Biomedical Engineering Professor Teams up With Local Business for Award on Traumatic Brain Injury
A University of Arkansas researcher has received funding to continue work with a local business to develop and commercialize a brain chip that could foster a better understanding of traumatic brain injury and help patients recover. The chip, named the Advanced Microphysiological Brain Injury Technology (AMBIT) Platform, will allow for improved understanding of this devastating injury.
Kartik Balachandran, associate professor of biomedical engineering, will receive a $247,393 subaward from Nanomatronix LLC as part of its $750,000 Direct-to-Phase II Small Business Innovation Research Award through the Department of Defense.
"We first designed and developed the AMBIT in our laboratory. We are excited to be working along with one of our commercial partners, Nanomatronix, on this award, to further the commercialization of this technology," Balachandran said. "As we continue to make strides in the research of traumatic brain injury, we aim to provide solutions to provide better recovery for patients."

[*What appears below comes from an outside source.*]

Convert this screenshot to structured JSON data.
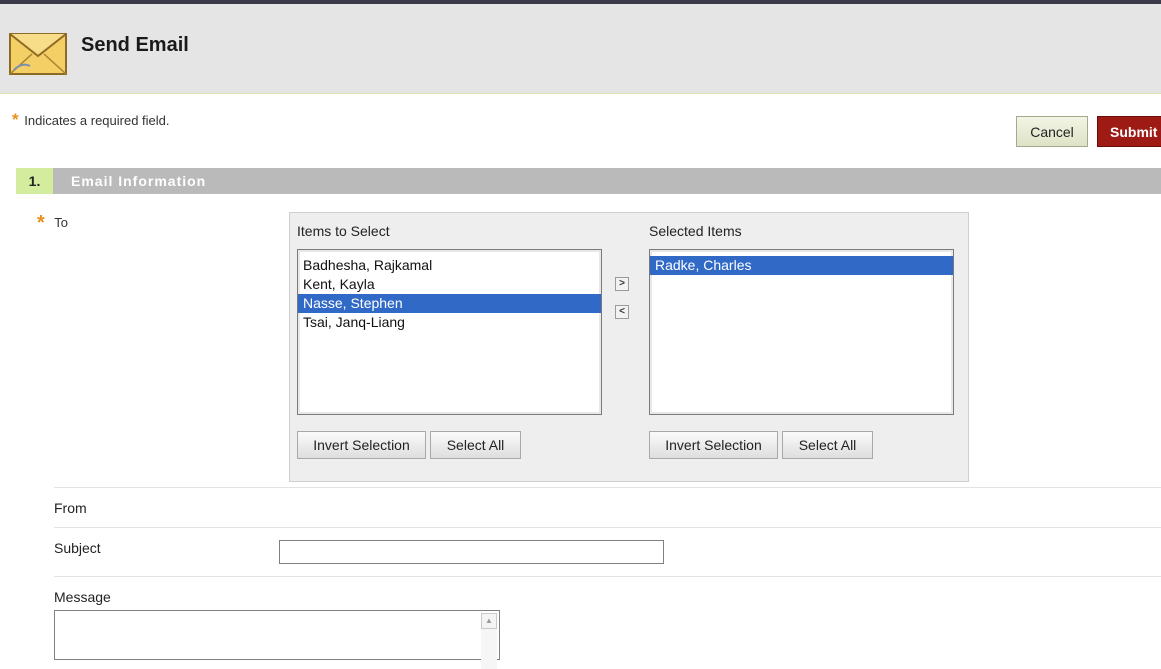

The subaward will be used to create a human cell-based AMBIT that incorporates primary cell types found in the brain and surrounding blood-brain barrier and to test and validate post-TBI neuropathology in the platform.
Advances in treatment of traumatic brain injury are important, considering that the United States reports 1.7 million new cases each year, said Matthew Leftwich, Nanomatronix CEO, in a recent article by the Arkansas Small Business and Technology Development Center.
About 20% of veterans from wars in Iraq and Afghanistan experienced a traumatic brain injury, the majority from a blast. In most cases, a traumatic brain injury is caused by a single impact. "However, there are increasing instances of repetitive traumatic insults to the brain that cause increased vulnerability to downstream pathology. Traumatic brain injury is closely associated with alterations of the blood-brain barrier," Leftwich said.
Benchtop models that repeat what occurs during the traumatic brain injury are needed to study the long-term effects and to assist with drug development and testing. The AMBIT technology aims to address this gap.
Raj R. Rao, professor and head of biomedical engineering, is encouraged by this collaboration. "Working with a small business to move products to commercialization demonstrates the importance of what our faculty's research can accomplish," said Rao. "Dr. Balachandran's work on TBI and the brain-chip concept demonstrate how research can assist companies transport their ideas to become products for end users."